« Le public a été écouté. Savoir s’il a été entendu incombe aux décideurs », a résumé Claude-Sylvain Lopez, l’un des responsables de la commission particulière du débat public Aqua Domitia, lors du compte-rendu de l’activité de la CPDP, ce matin, au club de la presse de Montpellier. Le projet Aqua Domitia, qui vise à amener l’eau du Rhône de Montpellier jusqu’à l’Aude, représentera un investissement de 140 M€ pour la canalisation principale, autant pour les canalisations secondaires. « Le débat (qui s’est déroulé de septembre à décembre 2011, NDLR) a surtout vu se mobiliser les acteurs institutionnels ou organisés », regrette le président de la CPDP, Philippe Marzolf (à droite sur la photo). 1 120 personnes ont participé aux 13 débats publics, et 223 en ligne sur internet. Lors du débat, les collectivités territoriales, les établissements intercommunaux, les acteurs socio-économiques, les syndicats de gestion de l’eau et les agriculteurs se sont prononcés majoritairement pour le projet, qui constitue pour eux « un des moyens de répondre aux enjeux de la région ». Les « indécis » (particuliers, associations et ateliers d’experts), ont notamment exprimé des « craintes d’inégalités de traitement entre les territoires et les différents utilisateurs ». Enfin, d’autres, particuliers, associations, certains acteurs du Biterrois, la Confédération paysanne et les écologistes d’EELV, se sont rangés parmi les « opposants », craignant une « évaluation insuffisante des besoins et des ressources », une « mauvaise qualité de l’eau du Rhône », le « coût excessif du projet », ou critiquant « la logique marchande de la gestion de l’eau ».
Cinq grands maillons
Selon Philippe Marzolf, « le maître d’ouvrage du projet, c’est-à-dire BRL, a jusqu’au 8 mai pour publier sa décision, qui doit préciser le principe et les conditions de poursuite du projet, le cas échéant les principales modifications apportées au projet soumis au débat public, et les mesures qu’il juge nécessaire de mettre en place pour répondre aux enseignements qu’il tire du débat ». Le directeur général de BRL, Jean-François Blanchet, affirme que le débat « a été l’occasion de prendre en compte des oppositions et va influencer le processus de réalisation lui-même ». Le conseil d’administration de BRL prendra sa décision en avril. Christian Bouillet, vice-président du conseil régional, premier actionnaire de BRL, indique que la collectivité « prendra rapidement une décision. Il n’est pas question d’attendre 50 ans de plus pour terminer l’œuvre de Philippe Lamour ». Concernant la réalisation du projet, Jean-François Blanchet explique que les différents maillons du canal principal « vont être réalisés en fonction capacité des maîtres d’ouvrage à réaliser les réseaux secondaires.
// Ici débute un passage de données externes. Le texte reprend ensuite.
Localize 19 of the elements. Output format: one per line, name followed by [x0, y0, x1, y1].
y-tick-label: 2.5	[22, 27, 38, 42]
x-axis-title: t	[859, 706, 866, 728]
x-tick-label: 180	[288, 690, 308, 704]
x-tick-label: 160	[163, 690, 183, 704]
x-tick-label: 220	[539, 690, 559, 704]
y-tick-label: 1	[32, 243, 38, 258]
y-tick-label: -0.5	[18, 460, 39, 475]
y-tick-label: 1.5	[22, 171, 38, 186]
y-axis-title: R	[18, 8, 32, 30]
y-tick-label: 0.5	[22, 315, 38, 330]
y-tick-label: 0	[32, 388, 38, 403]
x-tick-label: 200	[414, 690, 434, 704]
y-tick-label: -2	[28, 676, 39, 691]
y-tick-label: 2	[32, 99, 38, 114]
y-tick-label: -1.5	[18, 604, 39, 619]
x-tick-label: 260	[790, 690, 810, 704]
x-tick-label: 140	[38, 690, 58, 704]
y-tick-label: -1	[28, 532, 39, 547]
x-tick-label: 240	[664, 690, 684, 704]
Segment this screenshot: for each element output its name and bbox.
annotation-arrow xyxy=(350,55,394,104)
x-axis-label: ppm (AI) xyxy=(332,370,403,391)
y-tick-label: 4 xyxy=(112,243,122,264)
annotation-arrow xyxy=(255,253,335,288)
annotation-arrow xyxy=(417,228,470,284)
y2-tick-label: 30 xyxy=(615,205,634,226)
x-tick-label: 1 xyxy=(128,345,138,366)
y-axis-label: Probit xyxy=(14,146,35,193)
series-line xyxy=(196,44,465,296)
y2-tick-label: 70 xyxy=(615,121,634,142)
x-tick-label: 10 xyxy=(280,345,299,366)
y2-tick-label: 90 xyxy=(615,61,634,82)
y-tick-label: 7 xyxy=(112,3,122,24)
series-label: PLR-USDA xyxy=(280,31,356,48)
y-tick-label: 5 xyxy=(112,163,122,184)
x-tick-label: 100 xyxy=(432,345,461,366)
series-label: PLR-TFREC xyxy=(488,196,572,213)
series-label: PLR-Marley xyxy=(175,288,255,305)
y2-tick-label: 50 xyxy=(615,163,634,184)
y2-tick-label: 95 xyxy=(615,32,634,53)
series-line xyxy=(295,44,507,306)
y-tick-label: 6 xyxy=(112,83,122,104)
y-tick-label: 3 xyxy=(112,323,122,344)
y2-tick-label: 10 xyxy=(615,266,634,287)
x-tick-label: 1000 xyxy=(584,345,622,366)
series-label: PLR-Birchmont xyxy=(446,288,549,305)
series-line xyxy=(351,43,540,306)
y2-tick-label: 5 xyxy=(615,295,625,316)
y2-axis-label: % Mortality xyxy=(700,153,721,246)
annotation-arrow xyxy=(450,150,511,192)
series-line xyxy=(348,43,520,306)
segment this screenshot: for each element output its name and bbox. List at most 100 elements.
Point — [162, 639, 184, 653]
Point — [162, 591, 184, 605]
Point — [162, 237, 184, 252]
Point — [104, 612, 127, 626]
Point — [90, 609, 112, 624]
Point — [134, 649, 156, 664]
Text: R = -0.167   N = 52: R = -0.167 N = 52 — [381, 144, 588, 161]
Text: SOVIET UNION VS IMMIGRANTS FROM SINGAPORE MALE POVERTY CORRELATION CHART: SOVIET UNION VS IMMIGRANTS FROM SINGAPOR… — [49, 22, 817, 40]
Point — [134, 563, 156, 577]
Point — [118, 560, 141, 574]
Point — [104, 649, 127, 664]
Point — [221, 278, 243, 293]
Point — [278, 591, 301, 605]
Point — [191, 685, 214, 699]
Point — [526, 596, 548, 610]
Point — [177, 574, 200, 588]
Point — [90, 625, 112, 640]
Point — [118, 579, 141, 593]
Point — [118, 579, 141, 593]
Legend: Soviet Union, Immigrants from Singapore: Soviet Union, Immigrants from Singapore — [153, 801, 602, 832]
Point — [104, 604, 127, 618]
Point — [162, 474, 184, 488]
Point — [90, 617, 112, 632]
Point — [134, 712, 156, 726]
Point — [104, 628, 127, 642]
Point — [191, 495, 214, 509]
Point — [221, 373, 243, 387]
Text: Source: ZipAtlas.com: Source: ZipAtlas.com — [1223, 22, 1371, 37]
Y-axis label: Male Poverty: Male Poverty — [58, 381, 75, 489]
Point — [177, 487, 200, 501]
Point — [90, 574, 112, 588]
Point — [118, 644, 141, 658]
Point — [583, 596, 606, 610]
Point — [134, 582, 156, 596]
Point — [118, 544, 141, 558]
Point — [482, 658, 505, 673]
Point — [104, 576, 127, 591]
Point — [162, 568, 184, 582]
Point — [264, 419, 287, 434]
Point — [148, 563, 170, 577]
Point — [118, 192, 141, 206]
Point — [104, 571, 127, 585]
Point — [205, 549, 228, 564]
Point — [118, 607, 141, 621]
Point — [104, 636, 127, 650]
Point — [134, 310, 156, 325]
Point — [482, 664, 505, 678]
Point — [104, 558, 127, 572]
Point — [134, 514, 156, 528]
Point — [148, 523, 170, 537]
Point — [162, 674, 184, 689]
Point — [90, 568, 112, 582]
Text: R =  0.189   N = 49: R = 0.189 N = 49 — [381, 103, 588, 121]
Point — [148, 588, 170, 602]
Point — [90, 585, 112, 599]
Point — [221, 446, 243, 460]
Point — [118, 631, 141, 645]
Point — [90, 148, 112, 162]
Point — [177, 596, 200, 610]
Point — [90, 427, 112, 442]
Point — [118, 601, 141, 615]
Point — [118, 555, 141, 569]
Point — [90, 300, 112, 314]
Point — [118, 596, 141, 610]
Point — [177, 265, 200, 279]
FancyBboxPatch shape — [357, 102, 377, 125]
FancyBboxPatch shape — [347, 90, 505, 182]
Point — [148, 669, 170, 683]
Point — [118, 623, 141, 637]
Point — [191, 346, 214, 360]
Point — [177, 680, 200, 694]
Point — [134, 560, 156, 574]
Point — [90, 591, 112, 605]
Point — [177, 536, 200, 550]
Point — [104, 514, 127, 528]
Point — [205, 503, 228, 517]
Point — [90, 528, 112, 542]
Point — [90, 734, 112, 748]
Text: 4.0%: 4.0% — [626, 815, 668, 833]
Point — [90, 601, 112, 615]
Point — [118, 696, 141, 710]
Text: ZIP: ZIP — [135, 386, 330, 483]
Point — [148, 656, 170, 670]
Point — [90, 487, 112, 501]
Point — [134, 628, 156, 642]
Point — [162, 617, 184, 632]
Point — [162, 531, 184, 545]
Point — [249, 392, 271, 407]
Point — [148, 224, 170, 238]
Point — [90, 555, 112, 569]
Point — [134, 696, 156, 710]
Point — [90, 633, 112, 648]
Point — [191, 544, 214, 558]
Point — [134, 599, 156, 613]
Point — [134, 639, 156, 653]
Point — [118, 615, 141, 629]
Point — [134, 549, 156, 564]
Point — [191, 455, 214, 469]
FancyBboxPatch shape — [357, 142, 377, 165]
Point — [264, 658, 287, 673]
Territoire par territoire, avec les départements, les syndicats intercommunaux, les agglos, nous allons déterminer les programmes ou sous-programmes, maillon par maillon, avec le calendrier et le montage financier ». Aqua Domitia comprend cinq grands maillons : Nord et Ouest de Montpellier, Val d’Hérault, Littoral audois, Minervois et Biterrois.
Crédits Feader
Il a indiqué que certains maillons pourraient être réalisés avant d’autres, sans logique de continuité de l’ouvrage : « Est-ce qu’on fait attendre des territoires qui ont besoin d’eau rapidement, comme le Narbonnais et le Biterrois, en subordonnant leur satisfaction à la réalisation de grosses infrastructures qui vont mettre beaucoup de temps ? On peut faire des prélèvements ailleurs, avant de les raccorder à Aqua Domitia ». L’apport de crédits européens peut également s’avérer déterminant dans le financement des différents maillons du projet. « Les projets peuvent être faits sans aides de l’Europe, estime Jean-François Blanchet. Mais pour un montant donné, on aura moins d’hectares équipés. Le Feader est un booster qui permet de faciliter la réalisation dans une économie globale contrainte. Le Projet de financement européen est stratégique et important au niveau régional ».